The so-called Arab Spring, which ignited so much optimism in early 2011 as regimes in Tunisia, Egypt, Libya, Yemen, and most recently Syria faced violent revolts, is quickly descending into an Islamist Winter as Islamist groups, some linked to al Qaeda, are gaining power.
Yesterday, Reuters noted that shadowy Islamists are now operating overtly in the Sinai:
Quietly, barely noticed by outsiders fascinated by upheavals in Cairo and other Arab capitals, they are building a presence in Sinai that might offer a new haven for anti-Western militancy at the strategic junction of the Mediterranean, Africa and Asia.

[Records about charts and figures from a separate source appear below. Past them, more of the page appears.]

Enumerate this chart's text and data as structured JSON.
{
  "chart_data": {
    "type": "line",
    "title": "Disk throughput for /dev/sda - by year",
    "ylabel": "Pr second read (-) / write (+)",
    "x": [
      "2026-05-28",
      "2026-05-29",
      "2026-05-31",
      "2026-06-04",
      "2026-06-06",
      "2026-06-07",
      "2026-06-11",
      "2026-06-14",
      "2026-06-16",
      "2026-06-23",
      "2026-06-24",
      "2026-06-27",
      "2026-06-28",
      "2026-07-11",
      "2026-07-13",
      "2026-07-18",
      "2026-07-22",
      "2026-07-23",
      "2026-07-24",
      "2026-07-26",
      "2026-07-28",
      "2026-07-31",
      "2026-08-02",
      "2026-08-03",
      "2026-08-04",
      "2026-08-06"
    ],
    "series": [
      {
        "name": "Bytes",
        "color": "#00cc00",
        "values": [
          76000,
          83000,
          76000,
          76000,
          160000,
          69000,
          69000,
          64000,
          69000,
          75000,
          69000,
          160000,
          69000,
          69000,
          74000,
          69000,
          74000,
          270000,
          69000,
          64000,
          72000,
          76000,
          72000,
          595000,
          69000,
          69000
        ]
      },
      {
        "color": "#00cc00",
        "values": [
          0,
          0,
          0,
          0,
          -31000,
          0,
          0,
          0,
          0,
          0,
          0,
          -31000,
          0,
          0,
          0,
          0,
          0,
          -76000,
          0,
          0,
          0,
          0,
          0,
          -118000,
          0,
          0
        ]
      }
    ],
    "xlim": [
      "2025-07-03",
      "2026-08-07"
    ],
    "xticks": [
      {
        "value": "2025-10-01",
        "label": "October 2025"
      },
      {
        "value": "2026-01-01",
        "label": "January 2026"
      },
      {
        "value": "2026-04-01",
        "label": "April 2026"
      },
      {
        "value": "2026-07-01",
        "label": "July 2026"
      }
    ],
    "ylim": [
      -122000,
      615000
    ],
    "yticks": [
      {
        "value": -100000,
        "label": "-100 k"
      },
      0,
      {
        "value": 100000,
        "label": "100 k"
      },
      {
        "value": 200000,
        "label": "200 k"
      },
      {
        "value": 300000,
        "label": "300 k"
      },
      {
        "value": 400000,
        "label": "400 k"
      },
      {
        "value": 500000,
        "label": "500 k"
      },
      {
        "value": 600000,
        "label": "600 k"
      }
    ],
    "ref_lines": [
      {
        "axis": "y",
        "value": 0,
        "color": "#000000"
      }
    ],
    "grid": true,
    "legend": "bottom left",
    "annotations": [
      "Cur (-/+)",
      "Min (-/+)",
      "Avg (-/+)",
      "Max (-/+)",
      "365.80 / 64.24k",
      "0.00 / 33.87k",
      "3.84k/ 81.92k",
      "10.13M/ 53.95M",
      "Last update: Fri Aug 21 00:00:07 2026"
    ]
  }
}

When finally one of the men broke a silence that hung heavy on the barren plain, it was to explain to a reporter their demands: for the government to release five comrades jailed for bombings of tourist resorts in Sinai more than six years ago.
“We are ready to die under tanks for this,” he said, refusing to give his name and saying little else beyond muttering Islamic mottos as he toured the positions the militants had established to surround the base, inconveniencing dozens of troops from the Multinational Observer Force, a unit set up in 1979 to monitor Egypt’s U.S.-brokered peace treaty with Israel.
Under a rare rainy sky on a Thursday night in March, the men would only speak with the permission of a man they simply referred to as “sheikh”. A wolf’s cry pierced the otherwise tranquil scene outside the remote base that is home to foreign peace observers including Fijians, Americans and Spaniards.
Not a shot was fired in anger, however, and the next day, the group lifted their eight-day siege. It was not because they feared arrest or attack by the authorities. But instead they had secured their demands. The government agreed to free the men accused of being part of a group which carried out the 2004 and 2005 attacks that killed some 125 people at the Red Sea beach resorts of Sharm el-Sheikh, Dahab and Taba.
Given who has been released, it is very likely that this unnamed group is linked to Ansar al Jihad, the military wing of al Qaeda in the Sinai, which was officially formed in December 2011 and swore allegiance to al Qaeda in January.
Ansar al Jihad and other Islamist factions have been strengthened after the military freed hundreds of convicted terrorists from prisons following the ouster of former President Mubarak and the establishment of a caretaker military government. Meanwhile, Islamists from the radical Muslim Brotherhood and an alliance of Salafist parties, one of which is run by the founder of Egyptian Islamic Jihad, the terrorist group that merged with al Qaeda, have dominated the Egyptian parliament and will craft the country’s new constitution. Aboud al Zomor, the head of the Salafist Building and Development Party, has welcomed the return of Ayman al Zawahiri and said he would be given safe haven. Zomor and his brother Tarek were imprisoned for their role in President Anwar Sadat’s assassination but were freed after Egypt’s Arab Spring.
Reuters said that all of this was “a scenario unthinkable a year or so ago.” But the Muslim Brotherhood and other Islamist groups were the only real organized opposition to Mubarak’s rule. Who did Reuters expect to fill the void once the military began to pull back from power?